The oversupply and low prices have prompted many producers to start reducing production. But some are also stocking up inventories of wells ready to start pumping – or to be turned in line – as soon as prices rebound. Producers expect natural gas prices to recover next year amid growing demand for LNG exports and new LNG export plants that are slated to begin operations in 2025.

“All of us in the natural gas business are pinching as many pennies as we can right now,” Josh Viets, Executive Vice President and Chief Operating Officer at Chesapeake Energy, told the audience at Hart Energy’s DUG GAS+ Conference & Exhibition 2024 in Louisiana this week.

But Chesapeake Energy, set to become the top U.S. natural gas producer after the planned merger with Southwestern Energy, is also deferring production from around 80 wells this year, which would give it up to 1.0 bcf/d of productive capacity available from deferred turn in line wells (TILs) by the end of 2024.

“The way I like to think about it is we’re using the reservoir as storage,” Viets told the conference, as carried by Bloomberg.

“When the market says, ‘hey, I need more gas,’ we’ll be in a position to quickly restore that to help meet the needs of consumers.”

In the Q4 2023 earnings release in February, Chesapeake Energy said it would be building productive capacity to align with consumer demand. By year-end, the company plans to have deferred around 35 drilled but uncompleted wells (DUCs) and about 80 TILs. A measured approach to production activation would be responsive to market demand, Chesapeake noted.
Other U.S. natural gas drillers, including the current top producer EQT Corporation, have also reduced output in response to the low domestic prices.

“The low prices we are experiencing now are causing us to tuck it in and keep our powder dry,” an executive at an E&P company said in comments to the Dallas Energy Survey.

“While companies are certainly protective of cash flow, they all want to be ready to service the next wave of LNG projects coming online in 2025,” Erin Faulkner at Enverus wrote this week.

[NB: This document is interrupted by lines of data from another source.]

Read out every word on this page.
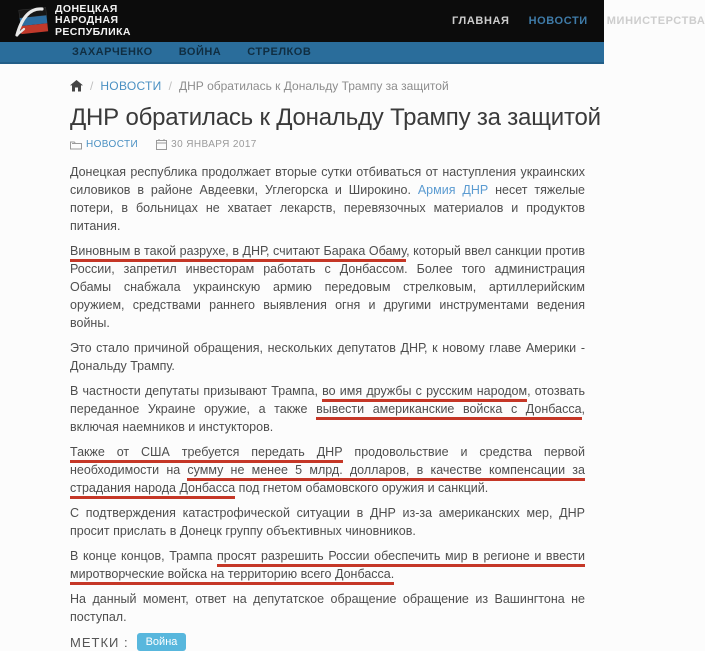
ДОНЕЦКАЯ
НАРОДНАЯ
РЕСПУБЛИКА
ГЛАВНАЯ НОВОСТИ МИНИСТЕРСТВА
ЗАХАРЧЕНКО ВОЙНА СТРЕЛКОВ
/ НОВОСТИ / ДНР обратилась к Дональду Трампу за защитой
ДНР обратилась к Дональду Трампу за защитой
НОВОСТИ	30 ЯНВАРЯ 2017

Донецкая республика продолжает вторые сутки отбиваться от наступления украинских силовиков в районе Авдеевки, Углегорска и Широкино. Армия ДНР несет тяжелые потери, в больницах не хватает лекарств, перевязочных материалов и продуктов питания.

Виновным в такой разрухе, в ДНР, считают Барака Обаму, который ввел санкции против России, запретил инвесторам работать с Донбассом. Более того администрация Обамы снабжала украинскую армию передовым стрелковым, артиллерийским оружием, средствами раннего выявления огня и другими инструментами ведения войны.

Это стало причиной обращения, нескольких депутатов ДНР, к новому главе Америки - Дональду Трампу.

В частности депутаты призывают Трампа, во имя дружбы с русским народом, отозвать переданное Украине оружие, а также вывести американские войска с Донбасса, включая наемников и инстукторов.

Также от США требуется передать ДНР продовольствие и средства первой необходимости на сумму не менее 5 млрд. долларов, в качестве компенсации за страдания народа Донбасса под гнетом обамовского оружия и санкций.

С подтверждения катастрофической ситуации в ДНР из-за американских мер, ДНР просит прислать в Донецк группу объективных чиновников.

В конце концов, Трампа просят разрешить России обеспечить мир в регионе и ввести миротворческие войска на территорию всего Донбасса.

На данный момент, ответ на депутатское обращение обращение из Вашингтона не поступал.

МЕТКИ :	Война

Despite multi-year low natural gas prices in the United States, domestic producers continue to be optimistic about the long-term prospects of gas as a fuel, both in America and abroad.

Recent deals for LNG supply and midstream expansion point to an optimistic view in the industry about global gas demand and the role the U.S. could play in meeting said demand, despite the halt to LNG permit reviews.

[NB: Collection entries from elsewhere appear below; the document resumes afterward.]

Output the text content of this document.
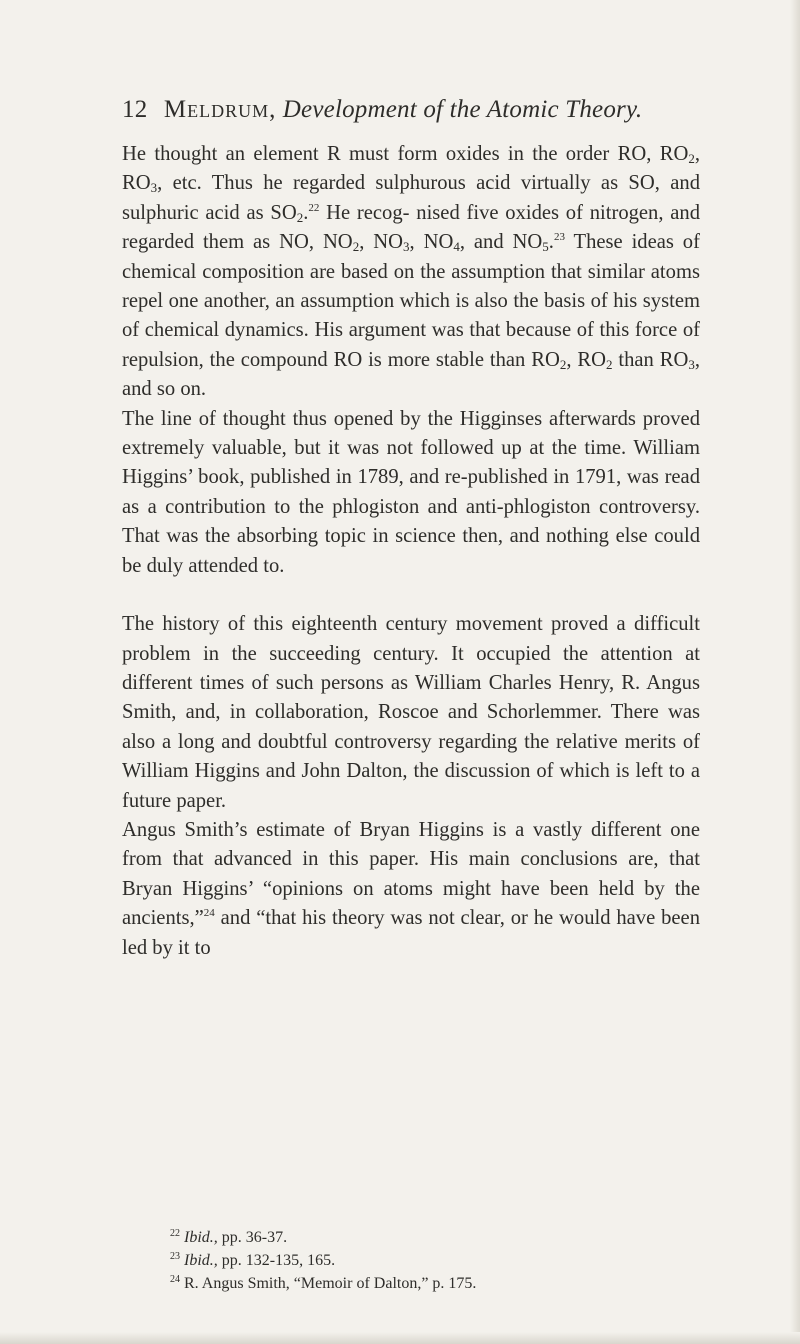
12 Meldrum, Development of the Atomic Theory.

He thought an element R must form oxides in the order RO, $RO_2$, $RO_3$, etc. Thus he regarded sulphurous acid virtually as SO, and sulphuric acid as $SO_2.^{22}$ He recog- nised five oxides of nitrogen, and regarded them as NO, $NO_2$, $NO_3$, $NO_4$, and $NO_5.^{23}$ These ideas of chemical composition are based on the assumption that similar atoms repel one another, an assumption which is also the basis of his system of chemical dynamics. His argument was that because of this force of repulsion, the compound RO is more stable than $RO_2$, $RO_2$ than $RO_3$, and so on.

The line of thought thus opened by the Higginses afterwards proved extremely valuable, but it was not followed up at the time. William Higgins’ book, published in 1789, and re-published in 1791, was read as a contribution to the phlogiston and anti-phlogiston controversy. That was the absorbing topic in science then, and nothing else could be duly attended to.

The history of this eighteenth century movement proved a difficult problem in the succeeding century. It occupied the attention at different times of such persons as William Charles Henry, R. Angus Smith, and, in collaboration, Roscoe and Schorlemmer. There was also a long and doubtful controversy regarding the relative merits of William Higgins and John Dalton, the discussion of which is left to a future paper.

Angus Smith’s estimate of Bryan Higgins is a vastly different one from that advanced in this paper. His main conclusions are, that Bryan Higgins’ “opinions on atoms might have been held by the ancients,”$^{24}$ and “that his theory was not clear, or he would have been led by it to

$^{22}$ Ibid., pp. 36-37.
$^{23}$ Ibid., pp. 132-135, 165.
$^{24}$ R. Angus Smith, “Memoir of Dalton,” p. 175.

Chesapeake, for example, signed in February its first LNG Sale and Purchase Agreements to buy around 0.5 million tonnes per annum of LNG from Delfin LNG at a Henry Hub-linked price with a targeted contract start date in 2028. Chesapeake will then deliver the LNG to commodity trader Gunvor on an FOB basis with the sales price linked to the Japan Korea Marker (JKM) for a period of 20 years.

Pipeline giant Enbridge announced this week a joint venture to build and operate natural gas pipelines connecting gas supply from the Permian to the U.S. Gulf Coast to tap into growing LNG export demand.

Henry Hub prices are set to rise by the end of 2024, and further still in the medium term, according to executives polled in the Dallas Fed Energy Survey.

Survey participants expect a Henry Hub natural gas price of $2.59 per million British thermal units (MMBtu) at year-end, compared to an average price of $1.44 per MMBtu through most of March when the survey responses were collected. Executives see Henry Hub prices at $3.18 per MMBtu two years from now, and at $3.94 per MMBtu five years from now.